Volatility and liquidity

Volatility and liquidity

Bull and Bear runs are designed to shake the deepest convictions  of both camps. We came from a period of relative low volatility to an astounding high range a volatility (+40%) since the beginning of the sell off.

One of the reason of such persistent high level of volatility is liquidity. The following chart illustrates best the situation. This is a small one minute chart snapshot of the last NYSE trading hour (11/03/2020). Each little bar is 1 minute and below you have the corresponding bar of the E-MINI S&P 500 future contract. The overall daily volume is about 2.8M contracts. We can observe that with about 7500 contracts (see arrow), the index moved up about 17 point or 0.63%.  With 0.0027% of the daily volume, we have such a huge move. The second arrow show a similar situation.

The impact of such move with low volume tend to trigger other moves. In such situation, traders who are short will see their Stop Loss orders being triggered. We end up having huge moves within short periods of time  1%-3% (30-100 points).
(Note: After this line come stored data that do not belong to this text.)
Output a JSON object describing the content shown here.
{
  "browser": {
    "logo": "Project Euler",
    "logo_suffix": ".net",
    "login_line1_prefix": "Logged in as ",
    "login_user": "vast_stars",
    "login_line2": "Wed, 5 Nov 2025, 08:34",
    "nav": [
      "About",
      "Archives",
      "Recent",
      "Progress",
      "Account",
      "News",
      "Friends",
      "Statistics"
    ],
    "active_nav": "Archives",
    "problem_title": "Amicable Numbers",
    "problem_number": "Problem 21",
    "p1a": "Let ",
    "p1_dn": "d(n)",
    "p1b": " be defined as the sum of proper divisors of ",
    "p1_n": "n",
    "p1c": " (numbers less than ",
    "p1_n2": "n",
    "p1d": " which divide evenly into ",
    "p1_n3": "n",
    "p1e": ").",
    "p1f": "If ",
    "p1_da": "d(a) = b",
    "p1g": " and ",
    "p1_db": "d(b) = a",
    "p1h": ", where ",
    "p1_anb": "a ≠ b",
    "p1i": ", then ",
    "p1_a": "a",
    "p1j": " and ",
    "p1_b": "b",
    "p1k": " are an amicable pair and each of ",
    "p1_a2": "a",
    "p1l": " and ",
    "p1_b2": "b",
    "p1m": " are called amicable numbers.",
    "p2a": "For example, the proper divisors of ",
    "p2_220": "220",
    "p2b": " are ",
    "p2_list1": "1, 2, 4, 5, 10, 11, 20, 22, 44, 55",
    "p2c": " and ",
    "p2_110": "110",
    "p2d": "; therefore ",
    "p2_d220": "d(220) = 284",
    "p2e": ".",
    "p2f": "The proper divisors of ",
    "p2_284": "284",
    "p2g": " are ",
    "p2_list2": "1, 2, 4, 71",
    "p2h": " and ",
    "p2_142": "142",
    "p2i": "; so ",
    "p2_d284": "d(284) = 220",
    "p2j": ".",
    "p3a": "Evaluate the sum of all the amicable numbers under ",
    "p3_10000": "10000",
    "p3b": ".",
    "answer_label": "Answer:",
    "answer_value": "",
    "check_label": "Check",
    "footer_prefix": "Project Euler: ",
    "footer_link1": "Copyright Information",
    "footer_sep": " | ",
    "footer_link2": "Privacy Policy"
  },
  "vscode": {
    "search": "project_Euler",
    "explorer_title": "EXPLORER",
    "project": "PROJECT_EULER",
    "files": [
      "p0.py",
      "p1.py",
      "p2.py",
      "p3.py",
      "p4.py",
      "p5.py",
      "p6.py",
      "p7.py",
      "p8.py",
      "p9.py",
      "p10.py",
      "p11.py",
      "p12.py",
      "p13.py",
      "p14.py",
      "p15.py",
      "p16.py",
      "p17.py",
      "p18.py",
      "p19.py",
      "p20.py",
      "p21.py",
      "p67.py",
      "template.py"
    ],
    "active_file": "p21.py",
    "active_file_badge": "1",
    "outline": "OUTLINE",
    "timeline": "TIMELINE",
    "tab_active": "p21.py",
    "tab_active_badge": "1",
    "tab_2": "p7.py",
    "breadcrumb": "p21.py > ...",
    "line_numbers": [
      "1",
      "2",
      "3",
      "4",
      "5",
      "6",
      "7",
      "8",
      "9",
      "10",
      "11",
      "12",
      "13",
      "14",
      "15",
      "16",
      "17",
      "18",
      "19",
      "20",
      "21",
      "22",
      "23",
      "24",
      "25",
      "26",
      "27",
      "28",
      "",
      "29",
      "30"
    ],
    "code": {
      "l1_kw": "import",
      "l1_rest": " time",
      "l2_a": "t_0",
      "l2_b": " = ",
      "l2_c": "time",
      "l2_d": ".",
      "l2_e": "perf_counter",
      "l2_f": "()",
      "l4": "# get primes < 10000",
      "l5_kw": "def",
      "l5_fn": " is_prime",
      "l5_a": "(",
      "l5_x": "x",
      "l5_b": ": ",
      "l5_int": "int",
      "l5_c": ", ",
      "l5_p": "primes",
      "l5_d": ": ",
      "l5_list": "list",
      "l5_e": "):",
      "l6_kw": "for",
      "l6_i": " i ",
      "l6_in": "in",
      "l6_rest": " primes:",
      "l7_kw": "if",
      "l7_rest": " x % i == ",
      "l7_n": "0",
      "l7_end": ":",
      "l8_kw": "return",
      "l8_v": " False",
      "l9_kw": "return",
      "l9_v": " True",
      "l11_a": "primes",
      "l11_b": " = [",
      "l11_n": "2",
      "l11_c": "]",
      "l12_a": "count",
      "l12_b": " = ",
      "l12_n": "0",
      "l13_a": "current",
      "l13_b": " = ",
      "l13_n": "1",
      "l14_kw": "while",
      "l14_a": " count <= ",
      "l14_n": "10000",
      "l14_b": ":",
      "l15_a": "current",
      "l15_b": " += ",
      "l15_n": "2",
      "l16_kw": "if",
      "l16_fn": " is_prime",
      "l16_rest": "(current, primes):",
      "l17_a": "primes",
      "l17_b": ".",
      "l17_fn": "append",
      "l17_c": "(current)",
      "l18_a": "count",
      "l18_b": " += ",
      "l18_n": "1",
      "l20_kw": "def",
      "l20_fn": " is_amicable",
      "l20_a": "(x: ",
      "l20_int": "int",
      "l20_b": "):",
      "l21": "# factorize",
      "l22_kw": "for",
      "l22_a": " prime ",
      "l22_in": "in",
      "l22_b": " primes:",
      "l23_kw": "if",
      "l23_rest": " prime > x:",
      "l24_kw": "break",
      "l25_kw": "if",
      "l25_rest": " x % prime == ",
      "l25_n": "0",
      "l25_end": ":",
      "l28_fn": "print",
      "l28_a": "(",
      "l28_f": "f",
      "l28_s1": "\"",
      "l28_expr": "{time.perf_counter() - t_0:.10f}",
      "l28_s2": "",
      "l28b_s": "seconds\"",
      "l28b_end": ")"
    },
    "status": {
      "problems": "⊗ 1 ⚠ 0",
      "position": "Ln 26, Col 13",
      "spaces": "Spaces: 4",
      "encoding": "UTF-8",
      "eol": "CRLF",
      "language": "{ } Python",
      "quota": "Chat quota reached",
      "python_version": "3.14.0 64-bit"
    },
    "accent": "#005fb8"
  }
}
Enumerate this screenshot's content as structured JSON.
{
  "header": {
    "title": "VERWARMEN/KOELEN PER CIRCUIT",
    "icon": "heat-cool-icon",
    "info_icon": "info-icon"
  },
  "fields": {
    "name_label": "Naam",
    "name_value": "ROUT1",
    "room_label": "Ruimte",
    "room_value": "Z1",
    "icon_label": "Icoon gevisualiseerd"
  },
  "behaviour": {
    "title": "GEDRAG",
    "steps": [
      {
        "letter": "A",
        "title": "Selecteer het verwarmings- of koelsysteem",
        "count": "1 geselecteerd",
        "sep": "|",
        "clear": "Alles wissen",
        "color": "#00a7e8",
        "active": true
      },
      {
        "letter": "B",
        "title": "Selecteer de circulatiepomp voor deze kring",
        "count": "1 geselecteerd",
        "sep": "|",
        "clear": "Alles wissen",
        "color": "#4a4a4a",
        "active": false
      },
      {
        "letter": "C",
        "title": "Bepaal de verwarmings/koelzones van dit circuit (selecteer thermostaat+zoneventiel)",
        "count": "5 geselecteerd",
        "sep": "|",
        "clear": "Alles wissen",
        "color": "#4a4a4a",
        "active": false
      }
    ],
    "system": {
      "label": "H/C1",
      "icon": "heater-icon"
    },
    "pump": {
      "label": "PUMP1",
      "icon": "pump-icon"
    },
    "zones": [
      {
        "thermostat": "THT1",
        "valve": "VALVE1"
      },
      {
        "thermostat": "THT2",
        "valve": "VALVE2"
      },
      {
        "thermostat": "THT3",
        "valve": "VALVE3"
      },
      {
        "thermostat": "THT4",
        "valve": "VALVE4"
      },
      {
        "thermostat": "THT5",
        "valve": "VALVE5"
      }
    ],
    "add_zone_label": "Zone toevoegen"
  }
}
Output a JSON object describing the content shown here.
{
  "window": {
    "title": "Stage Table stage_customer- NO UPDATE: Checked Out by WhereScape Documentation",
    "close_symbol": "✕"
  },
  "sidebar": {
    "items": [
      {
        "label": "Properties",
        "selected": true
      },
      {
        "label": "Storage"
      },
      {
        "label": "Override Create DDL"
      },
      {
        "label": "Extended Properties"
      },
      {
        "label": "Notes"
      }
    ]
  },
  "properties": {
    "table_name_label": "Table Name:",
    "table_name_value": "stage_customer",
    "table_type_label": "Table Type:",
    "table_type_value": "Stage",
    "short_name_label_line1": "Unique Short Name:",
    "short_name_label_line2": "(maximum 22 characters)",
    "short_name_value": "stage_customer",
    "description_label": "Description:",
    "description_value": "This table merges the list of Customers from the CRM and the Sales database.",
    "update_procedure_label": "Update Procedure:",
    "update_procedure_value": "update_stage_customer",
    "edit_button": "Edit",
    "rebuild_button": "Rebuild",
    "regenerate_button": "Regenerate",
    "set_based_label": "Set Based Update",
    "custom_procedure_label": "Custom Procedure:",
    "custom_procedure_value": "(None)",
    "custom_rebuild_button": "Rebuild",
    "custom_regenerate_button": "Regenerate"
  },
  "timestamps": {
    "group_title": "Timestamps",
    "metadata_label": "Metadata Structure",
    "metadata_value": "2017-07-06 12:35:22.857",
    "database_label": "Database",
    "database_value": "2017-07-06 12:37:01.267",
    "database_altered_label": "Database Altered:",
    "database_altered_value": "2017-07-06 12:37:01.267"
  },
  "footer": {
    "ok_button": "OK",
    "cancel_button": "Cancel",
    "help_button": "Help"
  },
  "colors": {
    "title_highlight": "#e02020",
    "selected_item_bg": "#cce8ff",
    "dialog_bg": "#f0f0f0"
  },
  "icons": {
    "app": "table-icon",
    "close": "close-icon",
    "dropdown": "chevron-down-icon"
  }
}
Liquidity is, in my view, the most important factor behind the current and persistent high volatility we are experiencing.  I do not know what will resolve the situation but I do know that it impacts tremendously all market makers (options in particular).

The second charts shows in green , the volatility of the EEM ETF (Emerging Market ETF in red faded line). This a very important exemple because you can observe that a falling volatility has gone hand in hand with a lower market price.

Market participants tend to believe that falling volatility is somehow a guarantee of higher market price. It is true that we have such inverse relationship between price and volatility a lot of time but it is not a rule.

The market needs to resolve its liquidity issues first.